The Phillies, however, already had played their postseason hand, unaware that Simmons would be granted a 10-day leave in late September. Lefthander Jocko Thompson, a third-year pro with 10 games and 44 innings of experience in 1948 and '49 with the Phils, was called up to replace Simmons on the 27-man World Series roster.
"I'd been in the service about a month and hadn't thrown a ball or anything," Simmons said. "I might have thrown a few between the barracks now and then, and I was in decent shape and probably could've pitched, but there was nothing the Phillies could do. They didn't know I was getting out, because I got called in at the last minute. If I'd known . . .
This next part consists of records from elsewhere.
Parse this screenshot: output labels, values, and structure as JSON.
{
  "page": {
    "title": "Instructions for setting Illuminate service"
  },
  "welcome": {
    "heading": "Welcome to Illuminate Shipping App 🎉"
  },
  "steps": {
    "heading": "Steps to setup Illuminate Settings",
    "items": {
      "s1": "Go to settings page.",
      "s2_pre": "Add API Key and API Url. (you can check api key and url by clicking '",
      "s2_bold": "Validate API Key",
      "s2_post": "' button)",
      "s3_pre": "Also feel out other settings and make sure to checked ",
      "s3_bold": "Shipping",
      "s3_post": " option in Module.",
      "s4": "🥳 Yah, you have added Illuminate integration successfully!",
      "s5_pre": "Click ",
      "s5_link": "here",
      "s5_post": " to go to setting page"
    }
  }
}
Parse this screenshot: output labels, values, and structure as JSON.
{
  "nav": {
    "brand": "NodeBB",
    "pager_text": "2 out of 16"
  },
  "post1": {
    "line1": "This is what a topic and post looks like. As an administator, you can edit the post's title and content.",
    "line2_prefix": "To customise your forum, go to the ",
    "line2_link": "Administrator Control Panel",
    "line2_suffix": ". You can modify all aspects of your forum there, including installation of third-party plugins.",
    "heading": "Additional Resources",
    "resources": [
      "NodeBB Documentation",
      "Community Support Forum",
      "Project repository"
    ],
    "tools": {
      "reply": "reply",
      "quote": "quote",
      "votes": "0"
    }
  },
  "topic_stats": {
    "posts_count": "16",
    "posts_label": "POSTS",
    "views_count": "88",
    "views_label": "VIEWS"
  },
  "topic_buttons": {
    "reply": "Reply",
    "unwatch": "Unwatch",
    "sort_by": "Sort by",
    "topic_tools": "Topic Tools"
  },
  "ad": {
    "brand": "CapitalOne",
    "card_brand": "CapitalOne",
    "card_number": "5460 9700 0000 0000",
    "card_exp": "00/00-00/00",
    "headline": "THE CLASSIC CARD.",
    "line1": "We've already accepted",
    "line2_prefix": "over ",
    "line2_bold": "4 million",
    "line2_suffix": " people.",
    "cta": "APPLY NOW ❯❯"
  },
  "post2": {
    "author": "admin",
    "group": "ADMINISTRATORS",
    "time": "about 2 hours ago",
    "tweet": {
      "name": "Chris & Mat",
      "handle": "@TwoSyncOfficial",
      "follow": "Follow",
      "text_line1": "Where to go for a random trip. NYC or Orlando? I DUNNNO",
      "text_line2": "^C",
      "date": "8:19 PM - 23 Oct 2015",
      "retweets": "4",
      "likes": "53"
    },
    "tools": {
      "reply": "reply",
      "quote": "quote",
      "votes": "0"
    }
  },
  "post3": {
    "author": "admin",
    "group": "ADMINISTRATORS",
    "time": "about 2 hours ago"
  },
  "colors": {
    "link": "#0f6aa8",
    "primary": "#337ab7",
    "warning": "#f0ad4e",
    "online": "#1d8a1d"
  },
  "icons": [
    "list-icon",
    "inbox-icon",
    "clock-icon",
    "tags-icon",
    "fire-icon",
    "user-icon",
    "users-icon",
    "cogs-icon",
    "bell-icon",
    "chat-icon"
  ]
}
"Apparently, the Phillies were pressuring them to let me out, and there was a lot of politics involved. A guy named Strickler (Daniel B. Strickler ) was lieutenant governor (1947-51) of Pennsylvania, and the club even got him involved. I didn't know all that was going on behind the scenes until later. All I knew was, whatever they tried didn't work. There were so many men trying to get out (of their military obligation), that they just turned everyone down."
To this day, Simmons is often reminded by fans of what might have been had he been able to contribute to the Phils' September cause. In 31 appearances (27 starts) before departing Sept. 10, Simmons was 17-8 with 11 complete games, 146 strikeouts and a 3.40 earned run average in 214 2/3 innings pitched.
"If we'd had Curt down the stretch, there's no doubt in my mind we'd have won the pennant a week or so earlier," said Maje McDonnell, the Phils' coach and batting-practice pitcher now working in the club's community relations department. "You don't replace your No. 2 man. With Curt, we'd have clinched early and been well rested for the Series, and I think we'd have won it."
All these years, Simmons has preferred not to look back bitterly, but to be thankful that he got another chance, in 1964 with St. Louis, to pitch in a World Series. Ironically, that experience came at the expense of the Phillies, who collapsed in the final week and a half of the season.
"I wasn't happy about it, don't get me wrong," said Simmons, who started two games in '64 as the Cardinals defeated the Yankees in seven games. "But the situation was there. I mean, the Korean thing was a pretty big deal. They were drafting kids, and I was one of them. If I wasn't in the National Guard, who knows, I might have been drafted sooner. You could moan all you wanted. The war was reality in 1950.